Approach 1: Brute Force

The approach is simply just search the maximum element for each column and replace all $-1$ with correpsonding maximum element.

• Time Complexity: $O(m * n)$
• Space Complexity: $O(m)$

C++

Written by @wingkwong

class Solution {
public:
    vector<vector<int>> modifiedMatrix(vector<vector<int>>& matrix) {
        int m = matrix.size(), n = matrix[0].size();
        // mx[j] stores the maximum element in 
        vector<int> mx(n);
        // iterate columns first
        for (int j = 0; j < n; j++) {
            // iterate rows
            for (int i = 0; i < m; i++) {
                // getting the maximum element for column `j`
                mx[j] = max(mx[j], matrix[i][j]);
            }
        }
        for (int i = 0; i < m; i++) {
            for (int j = 0; j < n; j++) {
                // if it is -1, then we can replace it with mx[j]
                if (matrix[i][j] == -1) {
                    matrix[i][j] = mx[j];
                }
            }
        }
        return matrix;
    }
};

As you can see, we can further optimize the above solution. Since we iterate the column first, we can iterate it again to replace the -1 values. In this case, we don't need $mx[j]$ anymore. Therefore, we can achieve $O(1)$ space in this solution.

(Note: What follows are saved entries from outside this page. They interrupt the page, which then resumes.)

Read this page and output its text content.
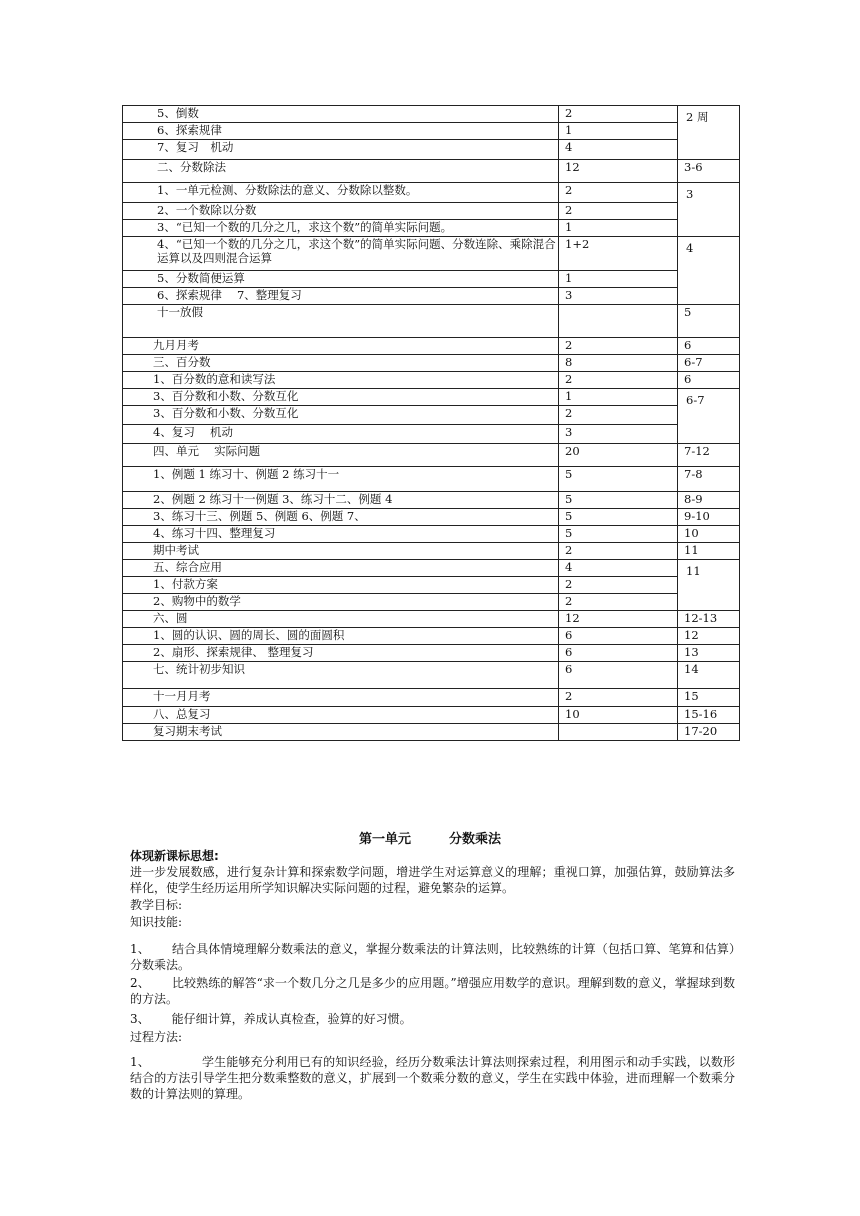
5、倒数	2	2 周
6、探索规律	1	
7、复习　机动	4	
二、分数除法	12	3-6
1、一单元检测、分数除法的意义、分数除以整数。	2	3
2、一个数除以分数	2	
3、“已知一个数的几分之几，求这个数”的简单实际问题。	1	
4、“已知一个数的几分之几，求这个数”的简单实际问题、分数连除、乘除混合运算以及四则混合运算	1+2	4
5、分数简便运算	1	
6、探索规律　 7、整理复习	3	
十一放假		5
九月月考	2	6
三、百分数	8	6-7
1、百分数的意和读写法	2	6
3、百分数和小数、分数互化	1	6-7
3、百分数和小数、分数互化	2	
4、复习　 机动	3	
四、单元　 实际问题	20	7-12
1、例题 1 练习十、例题 2 练习十一	5	7-8
2、例题 2 练习十一例题 3、练习十二、例题 4	5	8-9
3、练习十三、例题 5、例题 6、例题 7、	5	9-10
4、练习十四、整理复习	5	10
期中考试	2	11
五、综合应用	4	11
1、付款方案	2	
2、购物中的数学	2	
六、圆	12	12-13
1、圆的认识、圆的周长、圆的面圆积	6	12
2、扇形、探索规律、 整理复习	6	13
七、统计初步知识	6	14
十一月月考	2	15
八、总复习	10	15-16
复习期末考试		17-20
第一单元	分数乘法
体现新课标思想:
进一步发展数感，进行复杂计算和探索数学问题，增进学生对运算意义的理解；重视口算，加强估算，鼓励算法多样化，使学生经历运用所学知识解决实际问题的过程，避免繁杂的运算。
教学目标:
知识技能:
1、 结合具体情境理解分数乘法的意义，掌握分数乘法的计算法则，比较熟练的计算（包括口算、笔算和估算）分数乘法。
2、 比较熟练的解答“求一个数几分之几是多少的应用题。”增强应用数学的意识。理解到数的意义，掌握球到数的方法。
3、 能仔细计算，养成认真检查，验算的好习惯。
过程方法:
1、	学生能够充分利用已有的知识经验，经历分数乘法计算法则探索过程，利用图示和动手实践，以数形结合的方法引导学生把分数乘整数的意义，扩展到一个数乘分数的意义，学生在实践中体验，进而理解一个数乘分数的计算法则的算理。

• Time Complexity: $O(m * n)$
• Space Complexity: $O(1)$

C++

Written by @wingkwong

class Solution {
public:
    vector<vector<int>> modifiedMatrix(vector<vector<int>>& matrix) {
        int m = matrix.size(), n = matrix[0].size();
        // iterate columns first
        for (int j = 0; j < n; j++) {
            // mx stores the max element in the current column j
            int mx = 0;
            // getting the maximum element for the current column `j`
            for (int i = 0; i < m; i++) mx = max(mx, matrix[i][j]);
            // since we've found the maximum for this column,
            // we can iterate it again and replace for the -1 values
            for (int i = 0; i < m; i++) if (matrix[i][j] == -1) matrix[i][j] = mx;
        }
        return matrix;
    }
};